There is sorrow enough in the natural way
From men and women to fill our day;
And when we are certain of sorrow in store,
Why do we always arrange for more?
Brothers and Sisters, I bid you beware
Of giving your heart to a dog to tear.
Buy a pup and your money will buy
Love unflinching that cannot lie —
Perfect passion and worship fed
By a kick in the ribs or a pat on the head.
Nevertheless it is hardly fair
To risk your heart for a dog to tear.
When the fourteen years which Nature permits
Are closing in asthma, or tumour, or fits,
And the vet’s unspoken prescription runs
To lethal chambers or loaded guns,
Then you will find — it’s your own affair —
But . . . you’ve given your heart to a dog to tear.
When the body that lived at your single will,
With its whimper of welcome, is stilled (how still!)
When the spirit hat answered your every mood
Is gone — wherever it goes — for good,
You will discover how much you care,
And will give your heart to a dog to tear.
We’ve sorrow enough in the natural way,
When it comes to burying Christian clay.
Our loves are not given, but only lent,
At compound interest of cent per cent.
Though it is not always the case, I believe,
That the longer we’ve kept’em, the more do we grieve;
For, when debts are payable, right or wrong,
A short-time loan is as bad as a long —
So why in — Heaven (before we are there)
Should we give our hearts to a dog to tear?
~Rudyard Kipling
We just lost our Jake. 14 years of faith and fidelity.
When tomorrow starts without me
Don’t think we’re far apart,
For every time you think of me
I’m right here inside your heart.
I was going to post that poem, thanks for doing it for me.
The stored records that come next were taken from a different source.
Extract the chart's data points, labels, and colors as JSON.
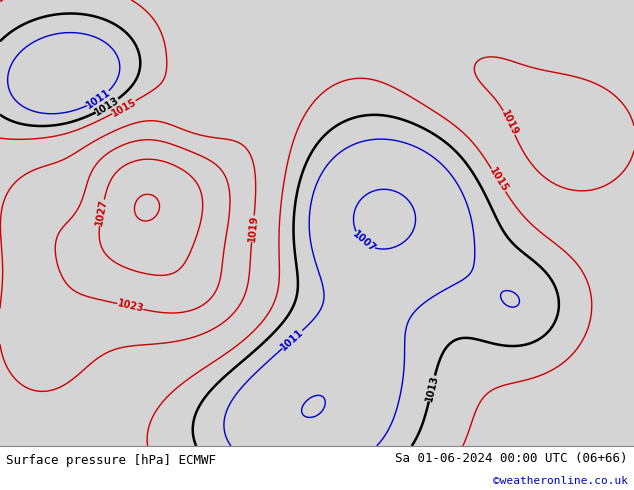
{
  "title_left": "Surface pressure [hPa] ECMWF",
  "title_right": "Sa 01-06-2024 00:00 UTC (06+66)",
  "credit": "©weatheronline.co.uk",
  "bg_ocean": "#d4d4d4",
  "bg_land": "#c8e8b0",
  "bg_lakes": "#d4d4d4",
  "contour_color_low": "#0000cc",
  "contour_color_high": "#cc0000",
  "contour_color_1013": "#000000",
  "title_fontsize": 9,
  "credit_color": "#0000cc",
  "figsize": [
    6.34,
    4.9
  ],
  "dpi": 100,
  "extent": [
    -30,
    50,
    27,
    72
  ],
  "pressure_centers": [
    {
      "lon": -12,
      "lat": 52,
      "amp": 16,
      "slon": 10,
      "slat": 8,
      "sign": 1
    },
    {
      "lon": -20,
      "lat": 52,
      "amp": 4,
      "slon": 3,
      "slat": 3,
      "sign": -1
    },
    {
      "lon": -20,
      "lat": 63,
      "amp": 12,
      "slon": 8,
      "slat": 5,
      "sign": -1
    },
    {
      "lon": -5,
      "lat": 60,
      "amp": 5,
      "slon": 4,
      "slat": 3,
      "sign": -1
    },
    {
      "lon": 18,
      "lat": 50,
      "amp": 10,
      "slon": 10,
      "slat": 7,
      "sign": -1
    },
    {
      "lon": 13,
      "lat": 36,
      "amp": 4,
      "slon": 8,
      "slat": 4,
      "sign": -1
    },
    {
      "lon": 36,
      "lat": 41,
      "amp": 4,
      "slon": 5,
      "slat": 4,
      "sign": -1
    },
    {
      "lon": 42,
      "lat": 58,
      "amp": 6,
      "slon": 7,
      "slat": 5,
      "sign": 1
    },
    {
      "lon": -25,
      "lat": 37,
      "amp": 4,
      "slon": 5,
      "slat": 5,
      "sign": 1
    },
    {
      "lon": 8,
      "lat": 29,
      "amp": 8,
      "slon": 10,
      "slat": 5,
      "sign": -1
    },
    {
      "lon": -5,
      "lat": 42,
      "amp": 3,
      "slon": 5,
      "slat": 3,
      "sign": 1
    },
    {
      "lon": 30,
      "lat": 65,
      "amp": 3,
      "slon": 6,
      "slat": 4,
      "sign": 1
    }
  ],
  "base_pressure": 1016.0
}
It is a tear jerker, I could not have finished typing without having a big cry.
I keep putting my head up to that gun and I always will.
Grief and sorrow are the price for perfect love but it’s still a good bargain.
I don’t know *how* to live without a dog.
The very idea of that is simply impossible.
Living with dogs is who I am.
I fear death much less than being “too old to have a dog, anymore”.